As a new assistant professor in the Department of Mathematics at the University of Notre Dame, Juanita Pinzón-Caicedo is looking forward to the service component portion that tenure-track professors are asked to complete as much as her research in topology and teaching responsibilities.
Pinzón-Caicedo studies knot theory, gauge theory, trisections, and other areas within low-dimensional topology, which is the study of the properties of “deformed” objects with continuous spaces that have four or fewer dimensions. Notre Dame is highly ranked nationally for its topology program, and Pinzón-Caicedo will be one of two low-dimensional topologists and among 14 topology faculty in the mathematics department.
As a low-dimensional topologist, Pinzón-Caicedo’s objects of study are abstract, and sometimes mathematicians feel that their work can be perceived as “creations of our minds,” she said. But she believes bringing mathematical skills to others and sharing practical applications will help people go further in life. She stressed that people may still go far without math skills, but more paths are open to people who are comfortable with the subject.
Pinzón-Caicedo put together a recital of modern dance and mathematics with her mentor at North Carolina State University, where she was completing her post-doctoral research.

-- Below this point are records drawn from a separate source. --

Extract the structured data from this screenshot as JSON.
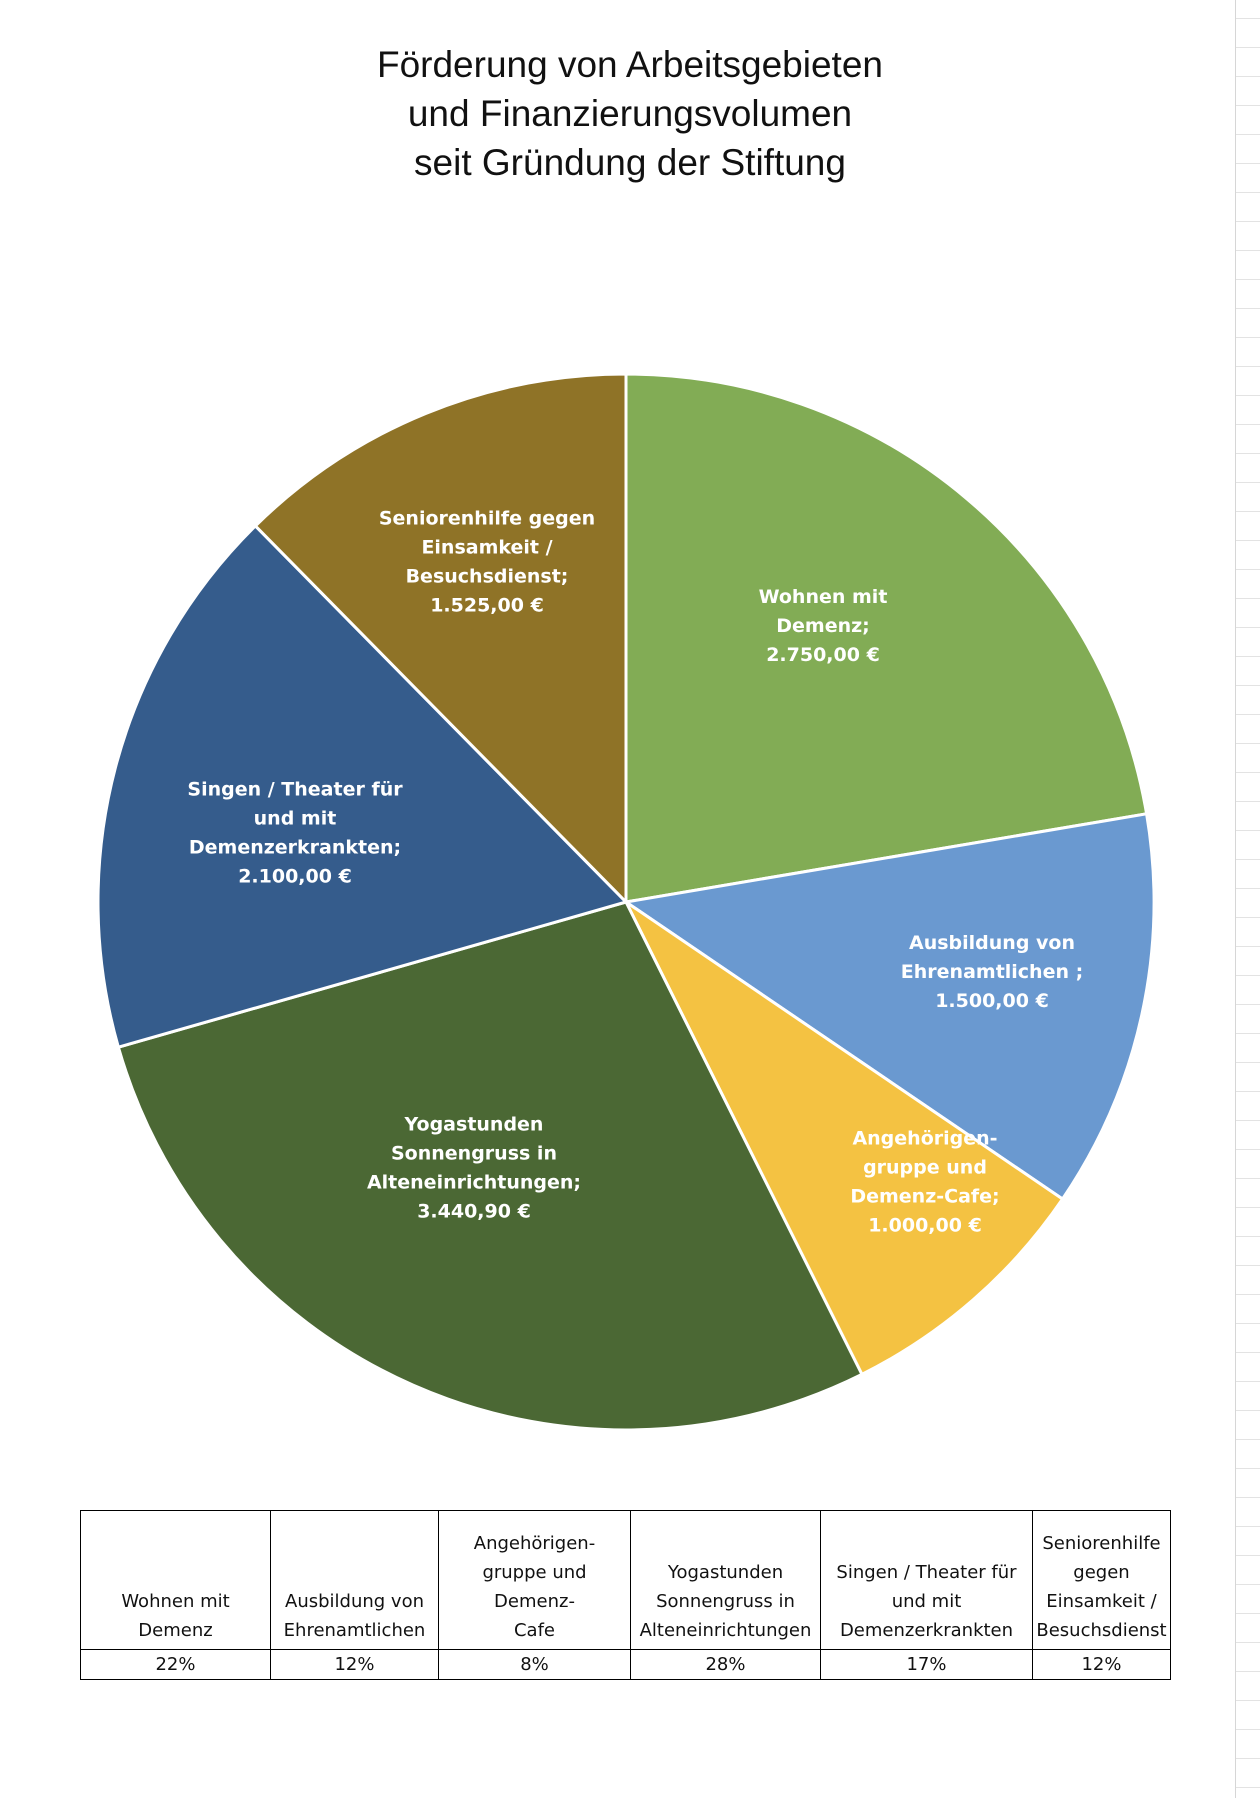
{
  "chart_data": {
    "type": "pie",
    "title_lines": [
      "Förderung von Arbeitsgebieten",
      "und Finanzierungsvolumen",
      "seit Gründung der Stiftung"
    ],
    "slices": [
      {
        "name": "Wohnen mit Demenz",
        "value": 2750.0,
        "color": "#82AC55",
        "label_lines": [
          "Wohnen mit",
          "Demenz;",
          "2.750,00 €"
        ]
      },
      {
        "name": "Ausbildung von Ehrenamtlichen",
        "value": 1500.0,
        "color": "#6A99D0",
        "label_lines": [
          "Ausbildung von",
          "Ehrenamtlichen ;",
          "1.500,00 €"
        ]
      },
      {
        "name": "Angehörigengruppe und Demenz-Cafe",
        "value": 1000.0,
        "color": "#F4C242",
        "label_lines": [
          "Angehörigen-",
          "gruppe und",
          "Demenz-Cafe;",
          "1.000,00 €"
        ]
      },
      {
        "name": "Yogastunden Sonnengruss in Alteneinrichtungen",
        "value": 3440.9,
        "color": "#4B6834",
        "label_lines": [
          "Yogastunden",
          "Sonnengruss in",
          "Alteneinrichtungen;",
          "3.440,90 €"
        ]
      },
      {
        "name": "Singen / Theater für und mit Demenzerkrankten",
        "value": 2100.0,
        "color": "#355C8C",
        "label_lines": [
          "Singen / Theater für",
          "und mit",
          "Demenzerkrankten;",
          "2.100,00 €"
        ]
      },
      {
        "name": "Seniorenhilfe gegen Einsamkeit / Besuchsdienst",
        "value": 1525.0,
        "color": "#8F7327",
        "label_lines": [
          "Seniorenhilfe gegen",
          "Einsamkeit /",
          "Besuchsdienst;",
          "1.525,00 €"
        ]
      }
    ]
  },
  "table": {
    "headers": [
      [
        "Wohnen mit",
        "Demenz"
      ],
      [
        "Ausbildung von",
        "Ehrenamtlichen"
      ],
      [
        "Angehörigen-",
        "gruppe und Demenz-",
        "Cafe"
      ],
      [
        "Yogastunden",
        "Sonnengruss in",
        "Alteneinrichtungen"
      ],
      [
        "Singen / Theater für",
        "und mit",
        "Demenzerkrankten"
      ],
      [
        "Seniorenhilfe",
        "gegen",
        "Einsamkeit /",
        "Besuchsdienst"
      ]
    ],
    "percentages": [
      "22%",
      "12%",
      "8%",
      "28%",
      "17%",
      "12%"
    ]
  }
}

Her mentor danced, and Pinzón-Caicedo was in one of the scenes. After the performance, parents with children came up to speak with her. One girl expressed an interest in mathematics, and another in physics.
“I turned to them and said, ‘keep going. I want you to be my colleague one day. I want you to have the office next to mine,” Pinzón-Caicedo said.
She felt the opportunity to share those opportunities was stronger at Notre Dame than at other universities she considered joining.
“I felt a strange feeling of familiarity when I came to interview at Notre Dame, and it was a gut feeling that I would do well here, and that I would flourish,” she said.
Pinzón-Caicedo earned her bachelor’s degree in mathematics from Universidad de Los Andes, Bogota, Colombia, and her doctoral degree in mathematics from Indiana University. She began teaching math as an undergraduate student, and worked as a postdoctoral teaching and research assistant at the University of Georgia. She has been a postdoctoral research scholar at North Carolina State University from 2017 until 2019, when she visited the Max Planck Institute for Mathematics in Bonn, Germany for the 2019-2020 academic year. She has published several papers, and has several more prepared to submit.
U.S.-based Latinx mathematicians are not common in low-dimensional topology, she said. Though Pinzón-Caicedo plans to explore the social justice opportunities at Notre Dame, she knows that her greatest tool to bring about change runs deeper. In addition to the service work she plans to do, she’s looking forward to beginning her teaching responsibilities and collaborating with other researchers in her department.
“Something I can do that will have a tremendous impact for women and underrepresented minorities in science is to be a really good mathematician,” Pinzón-Caicedo said. “Becoming a professor at the University of Notre Dame has an impact not just for me personally, but also for people who are going to see me in this role.”